㈤又起訴及第一審判決以台中市都市計畫之舊社里、軍功里細部計畫中所載十期市

地重劃實施範圍包括文中②-及文小②-兩筆公共設施用保留地,惟未及旱溪河道及其東西兩側各十五公尺都市○○道路,而台中市政府於實施十期市地重劃時,竟違反該細部計畫將前開文中及文小兩筆用地排除於十期重劃區域外,反將旱溪河道及其東西兩側各十五公尺道路納入十期重劃區內,因此,認係下位之市地重劃牴觸上位都市計畫之細部計畫。

然按七十二年九月一日公布之市地重劃與都市計畫業務聯繫作業要點(前開審理卷內八十五年二月十四日庭呈答辯狀附之證十四)第三條規定,選定辦理市地重劃之地區,其細部計畫須配合擬訂或變更時,應專案辦理,地政單位於其細部計畫尚未定案前,應先徵詢重劃範圍內土地所有權人同意,以消除阻力。由此規定可知業已制訂之細部計畫須配合市地重劃地區之選定而加以變更;又依市地重劃實施辦法第九條後段,選定重劃之地區,其主要計畫具有都市計畫法第二十二條第二項規定之內容者,得先依主要計畫辦理重劃,以配合擬定細部計畫。亦要都市計畫之細部計畫須配合重劃地區之選定;再據市地重劃實施辦法第二十八條第一項之規定,重劃區內都市○○○○○街廓無法符合重劃分配需要者,得於不妨礙原都市計畫整體規劃及道路系統之前提下,增設或加寬為八公尺以下巷道,並依二十六條規定計算臨街地特別負擔。同條第二項復規定,前項增設或加寬之巷道,主管機關應於重劃分配結果公告確定後,通知有關機關依法辦理都市計畫細部計畫變更。因此都市○○○街廓規劃若無法配合重劃需要者,亦要求細部計畫須加變更。由上開各項規定足證,市地重劃與都市計畫之細部計畫間之關係,顯非如公訴人所指稱之「上位、下位」之關係,亦即市地重劃若與都市計畫之細部計畫不相容時,依前揭各規定,皆明文以變更或擬定都市計畫細部計畫之方式配合市地重劃區域之選定或設施之進行,而非要求市地重劃必須完全符合都市計畫細部計畫。況且,依平均地權條例第五十九條規定,重劃地區選定後,直轄市或縣(市)政府,得視實際需要報經上級主管機關核定;復依市地重劃實施辦法第二章第六條,以重劃地區之範圍,由直轄市或縣市政府初勘後,再報請上級主管機關複勘核定。是認辦理市地重劃時,就重劃範圍之選定,自有其法定程序,如果僅須嚴格依據都市計畫之細部計畫所擇定之範圍實施重劃,則根本無須再訂有重劃範圍之初勘、複勘程序;市地重劃實施辦法第七條,以重劃地區範圍應「儘量配合」都市計畫之閭鄰單位辦理,及同辦法第八條第一項規定,以主管機關勘選市地重劃地區,應予評估之八款事項中,都市計畫僅列為其中之一款,可知都市計畫對於實際決定市地重劃範圍時,固有作為參考評估之影響價值,但自右揭各項規定分析,絕難解為對於市地重劃範圍之選定具有如公訴人所謂「上位計畫」與「下位計畫」間之強制拘束、不得違反的效力。
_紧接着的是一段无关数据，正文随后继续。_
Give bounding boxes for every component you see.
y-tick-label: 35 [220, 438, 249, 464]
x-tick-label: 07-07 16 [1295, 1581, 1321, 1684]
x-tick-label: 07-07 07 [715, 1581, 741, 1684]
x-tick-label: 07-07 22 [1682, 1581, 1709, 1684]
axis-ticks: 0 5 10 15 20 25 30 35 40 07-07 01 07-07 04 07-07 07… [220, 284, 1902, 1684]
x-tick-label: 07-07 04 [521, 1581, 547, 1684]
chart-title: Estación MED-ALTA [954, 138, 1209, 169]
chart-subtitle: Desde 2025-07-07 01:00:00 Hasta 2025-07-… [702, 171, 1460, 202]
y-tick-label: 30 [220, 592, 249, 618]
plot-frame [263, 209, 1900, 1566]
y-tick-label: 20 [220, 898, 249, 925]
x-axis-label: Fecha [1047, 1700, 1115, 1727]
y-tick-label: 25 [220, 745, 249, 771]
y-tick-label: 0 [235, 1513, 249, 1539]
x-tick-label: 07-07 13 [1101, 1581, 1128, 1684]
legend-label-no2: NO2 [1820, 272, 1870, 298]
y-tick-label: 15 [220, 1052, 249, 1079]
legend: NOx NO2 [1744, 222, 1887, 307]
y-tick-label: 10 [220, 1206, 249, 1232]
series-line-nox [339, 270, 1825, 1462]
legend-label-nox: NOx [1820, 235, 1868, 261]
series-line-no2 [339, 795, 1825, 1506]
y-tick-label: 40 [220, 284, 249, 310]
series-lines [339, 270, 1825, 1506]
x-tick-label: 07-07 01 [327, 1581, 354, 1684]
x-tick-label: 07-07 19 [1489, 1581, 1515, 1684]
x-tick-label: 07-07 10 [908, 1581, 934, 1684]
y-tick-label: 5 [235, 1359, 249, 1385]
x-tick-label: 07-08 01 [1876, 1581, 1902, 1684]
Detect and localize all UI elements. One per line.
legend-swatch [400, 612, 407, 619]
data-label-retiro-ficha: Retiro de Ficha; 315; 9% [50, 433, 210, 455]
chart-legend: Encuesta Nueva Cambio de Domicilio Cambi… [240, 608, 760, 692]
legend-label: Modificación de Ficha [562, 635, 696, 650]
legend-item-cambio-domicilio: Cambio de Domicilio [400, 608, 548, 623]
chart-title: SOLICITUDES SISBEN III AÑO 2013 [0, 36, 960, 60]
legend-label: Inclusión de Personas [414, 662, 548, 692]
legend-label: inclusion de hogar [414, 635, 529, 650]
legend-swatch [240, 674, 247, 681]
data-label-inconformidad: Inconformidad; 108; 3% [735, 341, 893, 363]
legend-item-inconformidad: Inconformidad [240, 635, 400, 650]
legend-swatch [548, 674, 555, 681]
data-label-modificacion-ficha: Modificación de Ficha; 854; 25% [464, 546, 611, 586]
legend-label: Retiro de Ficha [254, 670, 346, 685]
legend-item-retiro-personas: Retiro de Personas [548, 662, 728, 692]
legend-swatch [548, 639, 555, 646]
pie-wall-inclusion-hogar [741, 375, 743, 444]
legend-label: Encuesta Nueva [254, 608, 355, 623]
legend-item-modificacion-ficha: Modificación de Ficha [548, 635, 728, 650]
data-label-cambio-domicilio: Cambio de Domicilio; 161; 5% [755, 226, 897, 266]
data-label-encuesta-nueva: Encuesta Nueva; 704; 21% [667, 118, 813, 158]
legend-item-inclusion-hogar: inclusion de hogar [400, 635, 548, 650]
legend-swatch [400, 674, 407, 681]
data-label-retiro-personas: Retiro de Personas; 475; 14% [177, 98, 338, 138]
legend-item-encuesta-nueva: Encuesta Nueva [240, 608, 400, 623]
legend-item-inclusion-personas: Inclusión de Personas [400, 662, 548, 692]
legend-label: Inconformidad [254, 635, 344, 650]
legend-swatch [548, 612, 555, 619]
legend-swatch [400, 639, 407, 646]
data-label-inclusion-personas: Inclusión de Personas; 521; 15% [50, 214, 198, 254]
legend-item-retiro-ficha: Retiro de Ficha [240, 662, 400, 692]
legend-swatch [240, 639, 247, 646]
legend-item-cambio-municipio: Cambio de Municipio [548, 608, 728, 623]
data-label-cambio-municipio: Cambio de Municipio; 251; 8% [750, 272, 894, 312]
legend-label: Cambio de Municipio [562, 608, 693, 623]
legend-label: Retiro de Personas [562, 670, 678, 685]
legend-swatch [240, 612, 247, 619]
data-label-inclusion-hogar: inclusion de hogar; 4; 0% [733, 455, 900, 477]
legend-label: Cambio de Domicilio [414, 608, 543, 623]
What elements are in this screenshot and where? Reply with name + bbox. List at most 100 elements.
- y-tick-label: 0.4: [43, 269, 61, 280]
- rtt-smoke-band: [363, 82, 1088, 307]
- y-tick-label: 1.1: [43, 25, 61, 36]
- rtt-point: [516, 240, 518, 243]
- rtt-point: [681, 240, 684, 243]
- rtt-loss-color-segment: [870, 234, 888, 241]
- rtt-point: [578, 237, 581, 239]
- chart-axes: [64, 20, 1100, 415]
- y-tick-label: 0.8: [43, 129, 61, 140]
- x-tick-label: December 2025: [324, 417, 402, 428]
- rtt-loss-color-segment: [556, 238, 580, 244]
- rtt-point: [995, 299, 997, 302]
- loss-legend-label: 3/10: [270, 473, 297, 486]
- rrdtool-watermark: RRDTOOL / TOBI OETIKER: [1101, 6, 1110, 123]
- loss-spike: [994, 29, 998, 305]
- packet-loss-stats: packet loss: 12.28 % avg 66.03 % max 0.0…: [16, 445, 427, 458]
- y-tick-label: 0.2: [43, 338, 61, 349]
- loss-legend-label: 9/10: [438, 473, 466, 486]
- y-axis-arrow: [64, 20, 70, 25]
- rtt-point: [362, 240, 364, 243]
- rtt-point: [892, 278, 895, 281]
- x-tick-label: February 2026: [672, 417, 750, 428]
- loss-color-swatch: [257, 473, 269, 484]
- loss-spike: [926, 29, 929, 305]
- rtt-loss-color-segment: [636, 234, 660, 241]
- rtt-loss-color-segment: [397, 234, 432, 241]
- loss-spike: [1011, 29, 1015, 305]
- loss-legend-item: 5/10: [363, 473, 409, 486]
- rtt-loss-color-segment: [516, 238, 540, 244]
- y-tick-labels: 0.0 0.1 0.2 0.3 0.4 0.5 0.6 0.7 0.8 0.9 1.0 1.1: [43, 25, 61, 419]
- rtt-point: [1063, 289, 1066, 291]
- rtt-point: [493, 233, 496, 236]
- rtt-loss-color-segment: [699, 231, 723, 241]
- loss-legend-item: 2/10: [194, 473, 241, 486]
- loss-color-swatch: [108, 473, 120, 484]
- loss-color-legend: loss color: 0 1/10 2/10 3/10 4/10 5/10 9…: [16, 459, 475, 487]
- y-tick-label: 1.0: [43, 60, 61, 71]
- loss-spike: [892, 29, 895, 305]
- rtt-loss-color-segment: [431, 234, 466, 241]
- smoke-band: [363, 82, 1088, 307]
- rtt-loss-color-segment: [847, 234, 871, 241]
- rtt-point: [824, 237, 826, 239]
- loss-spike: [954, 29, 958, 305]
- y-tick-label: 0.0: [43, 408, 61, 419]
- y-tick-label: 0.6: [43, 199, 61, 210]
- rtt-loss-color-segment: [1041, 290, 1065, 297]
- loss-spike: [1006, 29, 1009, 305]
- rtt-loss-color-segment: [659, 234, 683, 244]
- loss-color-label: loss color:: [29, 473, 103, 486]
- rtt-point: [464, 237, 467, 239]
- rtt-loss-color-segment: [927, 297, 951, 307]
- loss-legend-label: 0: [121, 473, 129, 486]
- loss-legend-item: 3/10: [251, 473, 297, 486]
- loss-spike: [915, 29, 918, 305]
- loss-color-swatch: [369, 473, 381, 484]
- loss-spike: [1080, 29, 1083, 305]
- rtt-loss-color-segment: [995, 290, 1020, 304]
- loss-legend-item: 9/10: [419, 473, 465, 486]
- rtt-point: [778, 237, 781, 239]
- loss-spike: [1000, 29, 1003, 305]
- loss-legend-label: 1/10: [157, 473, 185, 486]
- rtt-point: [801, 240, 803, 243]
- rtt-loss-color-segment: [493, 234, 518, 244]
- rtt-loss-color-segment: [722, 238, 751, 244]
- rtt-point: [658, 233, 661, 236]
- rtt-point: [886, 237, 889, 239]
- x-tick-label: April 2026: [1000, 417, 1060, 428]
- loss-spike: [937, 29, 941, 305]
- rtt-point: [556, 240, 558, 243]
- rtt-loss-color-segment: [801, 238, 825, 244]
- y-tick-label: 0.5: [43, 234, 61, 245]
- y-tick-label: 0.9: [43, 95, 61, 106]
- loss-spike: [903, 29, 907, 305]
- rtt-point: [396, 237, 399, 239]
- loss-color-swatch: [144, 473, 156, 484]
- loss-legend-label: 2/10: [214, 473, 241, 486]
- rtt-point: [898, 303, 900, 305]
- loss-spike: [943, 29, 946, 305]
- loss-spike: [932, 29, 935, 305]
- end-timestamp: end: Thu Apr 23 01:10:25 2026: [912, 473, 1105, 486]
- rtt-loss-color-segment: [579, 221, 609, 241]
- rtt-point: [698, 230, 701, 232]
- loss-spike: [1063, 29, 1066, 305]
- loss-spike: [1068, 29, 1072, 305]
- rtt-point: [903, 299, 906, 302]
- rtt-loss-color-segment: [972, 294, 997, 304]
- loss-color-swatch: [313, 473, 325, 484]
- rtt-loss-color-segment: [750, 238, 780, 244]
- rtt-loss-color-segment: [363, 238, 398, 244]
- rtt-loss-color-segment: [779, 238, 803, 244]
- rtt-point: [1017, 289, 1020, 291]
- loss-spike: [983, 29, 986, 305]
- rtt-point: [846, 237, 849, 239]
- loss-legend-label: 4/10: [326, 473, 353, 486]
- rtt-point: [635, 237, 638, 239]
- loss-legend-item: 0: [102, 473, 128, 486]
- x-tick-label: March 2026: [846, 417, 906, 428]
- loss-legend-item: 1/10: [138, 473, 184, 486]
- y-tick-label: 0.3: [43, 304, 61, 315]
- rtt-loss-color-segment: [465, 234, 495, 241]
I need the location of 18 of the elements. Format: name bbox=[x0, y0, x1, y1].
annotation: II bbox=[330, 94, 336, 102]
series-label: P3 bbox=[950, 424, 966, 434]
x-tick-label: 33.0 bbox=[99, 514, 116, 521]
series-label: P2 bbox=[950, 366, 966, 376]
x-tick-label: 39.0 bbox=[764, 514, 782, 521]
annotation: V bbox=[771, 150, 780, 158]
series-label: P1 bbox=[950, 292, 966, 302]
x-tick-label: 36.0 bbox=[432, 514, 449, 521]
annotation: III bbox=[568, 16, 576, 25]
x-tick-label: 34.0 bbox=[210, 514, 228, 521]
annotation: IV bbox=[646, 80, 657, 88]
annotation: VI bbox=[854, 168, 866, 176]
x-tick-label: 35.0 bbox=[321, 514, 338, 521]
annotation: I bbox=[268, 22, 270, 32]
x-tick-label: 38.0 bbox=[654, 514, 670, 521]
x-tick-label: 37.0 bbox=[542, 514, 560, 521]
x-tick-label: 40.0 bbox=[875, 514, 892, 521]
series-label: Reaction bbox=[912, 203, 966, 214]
復依台中市都市計畫之主要計畫(見前開審理卷內八十五年二月十四日答辯狀所附之證十三)中,並無劃定重劃範圍,僅定下農業區部分應以市地重劃方式開發,否則不得建築之原則,而文中、文小所在係位於舊市區,而非農業區,因此依主要計畫之原則不得納入重劃區內,否則,舊市區仍有許多公共設施未取得,也會紛紛要求比照劃入重劃內,此亦有證人即台中市議會議員賴俊銘於八十四年九月十八日偵訊時證述甚明(請參前開刑事卷之八十四年度偵字第一七二二八號偵卷三卷,二四二頁),惟都市計畫單位擬定細部計畫時復慮及文中、文小等學校用地取得,始權宜將之無須經由重劃的文中、文小二地納入十期重劃區,欲由重劃區之業主共同負擔該用地,減輕政府徵收土地的經費。且台中市政府於七十七年七月向台中市議會所提案之十期市地重劃之實施範圍即未包括前述文中、文小用地,而嗣後於七十八年十月二十一日公告實施之台中市軍功及水景里地區細部計畫,都市計畫課竟自行將文中、文小二地納入重劃範圍內,此有台中市議會七十七年七月第十一屆第七次臨時會市府提案議決情形一覽表、台中市政府七十七年七月八日七七府民行字第五二五二九號提案函及關於本件十期重劃實施範圍之提案內容附圖(參前開審理卷內八十四年二月十四日庭呈狀附之證十五)、七十八年十月二十一日所公告之台中市軍功及水景里細部計畫說明書中之審核摘要表、公告、附圖(參前開審理卷內八十四年二月十四日庭呈狀附之證十六)等均已附於前狀庭呈憑供參酌;再就旱溪何以未納入細部計畫中,係因細部計畫之範圍一般是以道路、河川為界,河川、道路為公共設施,無須作細部計畫詳加規劃,而本件旱溪依都市計畫程序為排水道,係公共設施,又位在軍功、水景地區細部計畫邊緣,所以在軍功、水景地區細部計畫選定計畫範圍時即未將旱溪列入,此有證人即台中市政府都市計畫課技士廖顯慶於八十四年七月七日台中市調查站調查時證述明確(參前開刑事卷之八十四年度偵字第一七二二八號偵卷二卷,二六一頁)。台中市政府實施十期重劃計畫時,參酌都市計畫主要計畫所訂定之原則,排除文中、文小二地,不將之納入十期重劃區內,係基於主要計畫中文中及文小二地均位於舊市區內,並無重劃必要,而旱溪則屬十期重劃排水系統之一部,又便於取得整治旱溪之用地,顯具納入重劃之必要性,從而為上開處置,此雖與公告在後之細部計畫有所不同,亦難即謂有何行政疏失或行政違法可言。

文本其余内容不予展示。